Google on Tuesday rolled out patches to the Chrome browser for desktop computers to contain an actively exploited high-severity zero-day flaw in the wild.
Tracked as CVE-2022-2856the problem was described as a case of insufficient validation of untrusted inputs in Intents. Security researchers Ashley Shen and Christian Resell of Google Threat Analysis Group were credited with reporting the flaw on July 19, 2022.
As is usually the case, the tech giant has refrained from sharing additional details about the flaw until the majority of users have updated. “Google is aware that an exploit for CVE-2022-2856 exists in the wild,” it acknowledged in a terse statement.
The latest update also fixed 10 other security flaws, most of which are related to use-after-release bugs in various components such as FedCM, SwiftShader, ANGLE, and Blink, among others. A heap buffer overflow vulnerability in downloads has also been fixed.
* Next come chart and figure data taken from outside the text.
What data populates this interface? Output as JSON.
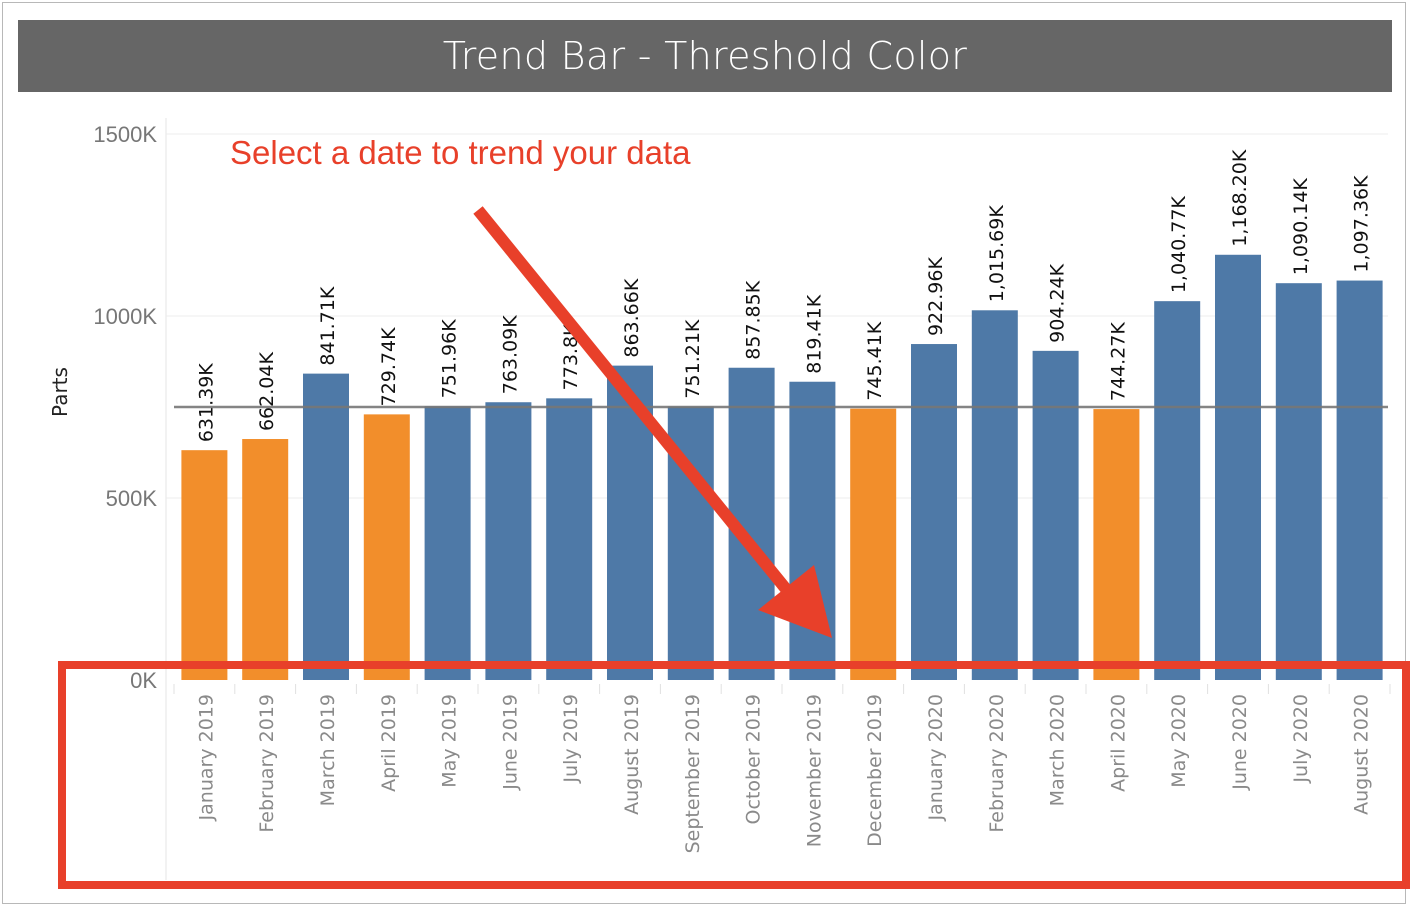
{
  "title": "Trend Bar - Threshold Color",
  "annotation": "Select a date to trend your data",
  "colors": {
    "below_threshold": "#f28e2b",
    "above_threshold": "#4e79a7",
    "threshold_line": "#777777",
    "annotation": "#e8402a",
    "title_bg": "#666666"
  },
  "chart_data": {
    "type": "bar",
    "title": "Trend Bar - Threshold Color",
    "ylabel": "Parts",
    "xlabel": "",
    "ylim": [
      0,
      1500000
    ],
    "yticks": [
      {
        "value": 0,
        "label": "0K"
      },
      {
        "value": 500000,
        "label": "500K"
      },
      {
        "value": 1000000,
        "label": "1000K"
      },
      {
        "value": 1500000,
        "label": "1500K"
      }
    ],
    "threshold": 750000,
    "categories": [
      "January 2019",
      "February 2019",
      "March 2019",
      "April 2019",
      "May 2019",
      "June 2019",
      "July 2019",
      "August 2019",
      "September 2019",
      "October 2019",
      "November 2019",
      "December 2019",
      "January 2020",
      "February 2020",
      "March 2020",
      "April 2020",
      "May 2020",
      "June 2020",
      "July 2020",
      "August 2020"
    ],
    "values": [
      631390,
      662040,
      841710,
      729740,
      751960,
      763090,
      773800,
      863660,
      751210,
      857850,
      819410,
      745410,
      922960,
      1015690,
      904240,
      744270,
      1040770,
      1168200,
      1090140,
      1097360
    ],
    "labels": [
      "631.39K",
      "662.04K",
      "841.71K",
      "729.74K",
      "751.96K",
      "763.09K",
      "773.8K",
      "863.66K",
      "751.21K",
      "857.85K",
      "819.41K",
      "745.41K",
      "922.96K",
      "1,015.69K",
      "904.24K",
      "744.27K",
      "1,040.77K",
      "1,168.20K",
      "1,090.14K",
      "1,097.36K"
    ],
    "grid": true,
    "legend": "none"
  }
}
The development marks the fifth zero-day vulnerability in Chrome that Google has fixed since the start of the year –
Users are recommended to update to version 104.0.5112.101 for macOS and Linux and 104.0.5112.102/101 for Windows to mitigate potential threats. Users of Chromium-based browsers such as Microsoft Edge, Brave, Opera, and Vivaldi are also advised to apply patches as they become available.